Bajo la escenografía de horror patrocinada por el Estado Islámico, el 20 de enero Manuel Valls confesó, desde su visión de ministro del Interior, que Francia es víctima del “apartheid territorial, social y étnico”. Valls también recordó que fue el 2005 cuando se aceleró el proceso después de la muerte de un joven electrocutado tras una intensa persecución policiaca en el barrio Clichy-sous-bois. Esa noche fueron incinerados 500 coches en París.

 

Diez años después los ataques no cesan; por el contrario, se desdoblan y se proyectan desde un califato lejano por órdenes de Alá. La cartografía de París ha cambiado porque el mercado laboral ha colapsado.

 

Es decir, lo que no mencionó Manuel Valls son las otras de las externalidades del apartheid; la ruta Prada demuestra que la varianza en el ingreso per cápita es enorme día a día sin necesidad de que Thomas Piketty nos lo demuestre literariamente. Algo más, el califato promovido por Abu Bakr al-Baghdadi tiene a sus pies a un enorme mercado europeo económicamente derrotado por la reciente crisis; en él también se ha incubado el odio hacia la red occidental.

 

La identidad de millones de personas no puede converger en la calle Montaigne, una especie de pasarela de las marcas de mayor valor-real-aspiracional (aunque la sociedad las adquiera de manera pirata) ni tampoco en la catedral de Notre Dame.

 

La religión (cultura) y la economía son dos fronteras en el París soñado por Marine Le Pen.

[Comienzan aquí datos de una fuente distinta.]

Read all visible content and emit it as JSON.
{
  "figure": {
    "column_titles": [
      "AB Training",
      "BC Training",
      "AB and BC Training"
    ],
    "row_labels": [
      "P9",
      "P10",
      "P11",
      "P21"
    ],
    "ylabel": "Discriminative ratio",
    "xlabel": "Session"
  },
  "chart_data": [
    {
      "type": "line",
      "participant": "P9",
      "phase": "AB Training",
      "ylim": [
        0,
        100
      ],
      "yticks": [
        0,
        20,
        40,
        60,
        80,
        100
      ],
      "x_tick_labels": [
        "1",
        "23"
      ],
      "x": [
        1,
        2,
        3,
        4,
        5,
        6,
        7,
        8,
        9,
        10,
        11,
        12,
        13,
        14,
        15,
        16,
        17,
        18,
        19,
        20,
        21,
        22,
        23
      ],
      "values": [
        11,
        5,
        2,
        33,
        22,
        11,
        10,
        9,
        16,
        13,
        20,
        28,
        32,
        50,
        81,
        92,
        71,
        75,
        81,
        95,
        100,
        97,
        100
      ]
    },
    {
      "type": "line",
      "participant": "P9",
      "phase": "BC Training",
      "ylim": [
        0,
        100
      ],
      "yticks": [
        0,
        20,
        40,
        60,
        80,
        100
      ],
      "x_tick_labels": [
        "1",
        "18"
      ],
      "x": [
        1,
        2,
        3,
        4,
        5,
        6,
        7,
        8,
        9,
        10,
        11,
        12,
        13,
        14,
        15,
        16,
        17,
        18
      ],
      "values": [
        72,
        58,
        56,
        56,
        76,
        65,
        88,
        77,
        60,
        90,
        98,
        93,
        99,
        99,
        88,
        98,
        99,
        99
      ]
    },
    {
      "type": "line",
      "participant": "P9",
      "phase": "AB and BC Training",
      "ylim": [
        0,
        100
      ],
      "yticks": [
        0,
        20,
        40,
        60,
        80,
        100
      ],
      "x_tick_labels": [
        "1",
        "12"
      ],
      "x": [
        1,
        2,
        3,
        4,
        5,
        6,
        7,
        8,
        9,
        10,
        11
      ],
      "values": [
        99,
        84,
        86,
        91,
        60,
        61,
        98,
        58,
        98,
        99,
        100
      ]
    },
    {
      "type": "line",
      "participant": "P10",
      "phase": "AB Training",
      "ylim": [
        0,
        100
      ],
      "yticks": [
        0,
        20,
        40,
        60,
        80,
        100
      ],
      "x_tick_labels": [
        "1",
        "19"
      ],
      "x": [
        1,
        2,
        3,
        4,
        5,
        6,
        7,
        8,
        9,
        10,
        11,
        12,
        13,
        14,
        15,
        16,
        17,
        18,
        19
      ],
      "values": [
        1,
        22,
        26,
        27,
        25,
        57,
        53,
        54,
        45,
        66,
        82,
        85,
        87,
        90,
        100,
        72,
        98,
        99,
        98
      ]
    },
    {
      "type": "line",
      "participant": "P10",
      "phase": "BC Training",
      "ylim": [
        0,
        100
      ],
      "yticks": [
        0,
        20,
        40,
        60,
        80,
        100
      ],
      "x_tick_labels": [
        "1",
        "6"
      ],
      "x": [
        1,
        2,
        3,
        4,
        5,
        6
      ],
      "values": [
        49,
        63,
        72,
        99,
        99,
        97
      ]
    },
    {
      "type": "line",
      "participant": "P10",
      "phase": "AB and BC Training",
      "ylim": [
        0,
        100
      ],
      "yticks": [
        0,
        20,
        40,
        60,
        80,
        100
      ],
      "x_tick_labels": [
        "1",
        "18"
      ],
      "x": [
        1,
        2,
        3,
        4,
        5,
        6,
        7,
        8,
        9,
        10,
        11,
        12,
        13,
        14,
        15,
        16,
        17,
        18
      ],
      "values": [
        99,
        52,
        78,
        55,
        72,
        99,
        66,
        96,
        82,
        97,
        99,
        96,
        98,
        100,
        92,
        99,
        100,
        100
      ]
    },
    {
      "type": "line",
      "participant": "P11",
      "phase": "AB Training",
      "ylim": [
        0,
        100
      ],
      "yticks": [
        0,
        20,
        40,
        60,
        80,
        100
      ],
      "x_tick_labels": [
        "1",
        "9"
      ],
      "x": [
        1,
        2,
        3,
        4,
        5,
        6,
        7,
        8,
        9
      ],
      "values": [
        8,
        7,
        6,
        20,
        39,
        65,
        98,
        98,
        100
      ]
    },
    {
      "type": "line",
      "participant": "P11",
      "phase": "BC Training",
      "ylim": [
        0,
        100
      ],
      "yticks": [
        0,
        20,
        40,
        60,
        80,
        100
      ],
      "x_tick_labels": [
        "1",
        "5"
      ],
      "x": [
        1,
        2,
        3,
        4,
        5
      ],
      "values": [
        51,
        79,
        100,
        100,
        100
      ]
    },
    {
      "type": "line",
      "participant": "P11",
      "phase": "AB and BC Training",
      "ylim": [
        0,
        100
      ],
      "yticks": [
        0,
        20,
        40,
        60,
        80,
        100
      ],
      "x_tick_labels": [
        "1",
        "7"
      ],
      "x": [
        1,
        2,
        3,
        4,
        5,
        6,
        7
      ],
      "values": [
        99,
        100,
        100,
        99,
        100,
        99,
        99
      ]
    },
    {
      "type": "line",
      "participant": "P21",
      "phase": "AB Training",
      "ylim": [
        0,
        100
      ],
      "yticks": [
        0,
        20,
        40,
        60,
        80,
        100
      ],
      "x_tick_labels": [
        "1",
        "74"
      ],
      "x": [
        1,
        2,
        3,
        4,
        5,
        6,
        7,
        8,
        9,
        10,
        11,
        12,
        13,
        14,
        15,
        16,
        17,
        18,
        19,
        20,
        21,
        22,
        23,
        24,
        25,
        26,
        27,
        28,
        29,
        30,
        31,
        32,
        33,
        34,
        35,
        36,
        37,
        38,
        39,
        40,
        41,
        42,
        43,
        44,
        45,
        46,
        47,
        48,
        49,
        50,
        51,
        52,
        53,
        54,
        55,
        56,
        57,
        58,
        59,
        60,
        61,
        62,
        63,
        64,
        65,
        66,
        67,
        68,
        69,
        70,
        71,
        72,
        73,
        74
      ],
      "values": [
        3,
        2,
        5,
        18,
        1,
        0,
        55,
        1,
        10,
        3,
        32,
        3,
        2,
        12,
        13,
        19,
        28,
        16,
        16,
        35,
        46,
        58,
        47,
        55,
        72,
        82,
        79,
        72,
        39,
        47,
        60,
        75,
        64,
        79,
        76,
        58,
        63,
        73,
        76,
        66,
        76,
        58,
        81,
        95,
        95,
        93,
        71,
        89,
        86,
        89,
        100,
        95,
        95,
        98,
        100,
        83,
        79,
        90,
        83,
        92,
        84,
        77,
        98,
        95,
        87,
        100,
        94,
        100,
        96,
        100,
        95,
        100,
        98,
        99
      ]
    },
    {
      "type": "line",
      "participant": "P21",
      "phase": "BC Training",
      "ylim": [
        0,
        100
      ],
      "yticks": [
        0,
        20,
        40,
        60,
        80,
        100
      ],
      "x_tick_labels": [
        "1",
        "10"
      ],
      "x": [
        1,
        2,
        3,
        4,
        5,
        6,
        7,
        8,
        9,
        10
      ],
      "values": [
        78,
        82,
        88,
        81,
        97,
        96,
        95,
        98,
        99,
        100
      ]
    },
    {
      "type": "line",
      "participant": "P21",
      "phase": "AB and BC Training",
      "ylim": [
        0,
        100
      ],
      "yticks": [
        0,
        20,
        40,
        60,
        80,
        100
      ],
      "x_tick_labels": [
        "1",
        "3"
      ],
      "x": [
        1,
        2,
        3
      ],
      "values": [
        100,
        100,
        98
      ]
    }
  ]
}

Y lo sueña el Frente Nacional porque el choque de civilizaciones es el único escenario que llevaría a la presidencia a sus agremiados.

 

Ayer, el presidente Obama declaró que los terroristas eligen el escenario de la guerra con Occidente para optimizar su promoción de venta de odio. Si fuera así entonces tendríamos que considerar a Marine Le Pen como una terrorista sin armas.

 

En efecto, el apartheid del marketing responde a las varianzas en el ingreso per cápita, el principal detonante del choque entre civilizaciones que convergen en ciudades cosmopolitas como Londres, París o Nueva York. En el apartheid del marketing subyacen los rasgos de identidad de la sociedad del siglo XXI.

 

Pocos escucharon las palabras de Valls sobre el apartheid. Son aterradoras como manipuladoras. Los franceses han perdido al Partido Socialista y para muestra, lo sucedido en días pasados cuando desde la Asamblea, los congresistas socialistas chocaron entre ellos por el programa liberalizador del ministro de Economía Macron. No les queda otra que salir a comer pizza a Champs Elysées.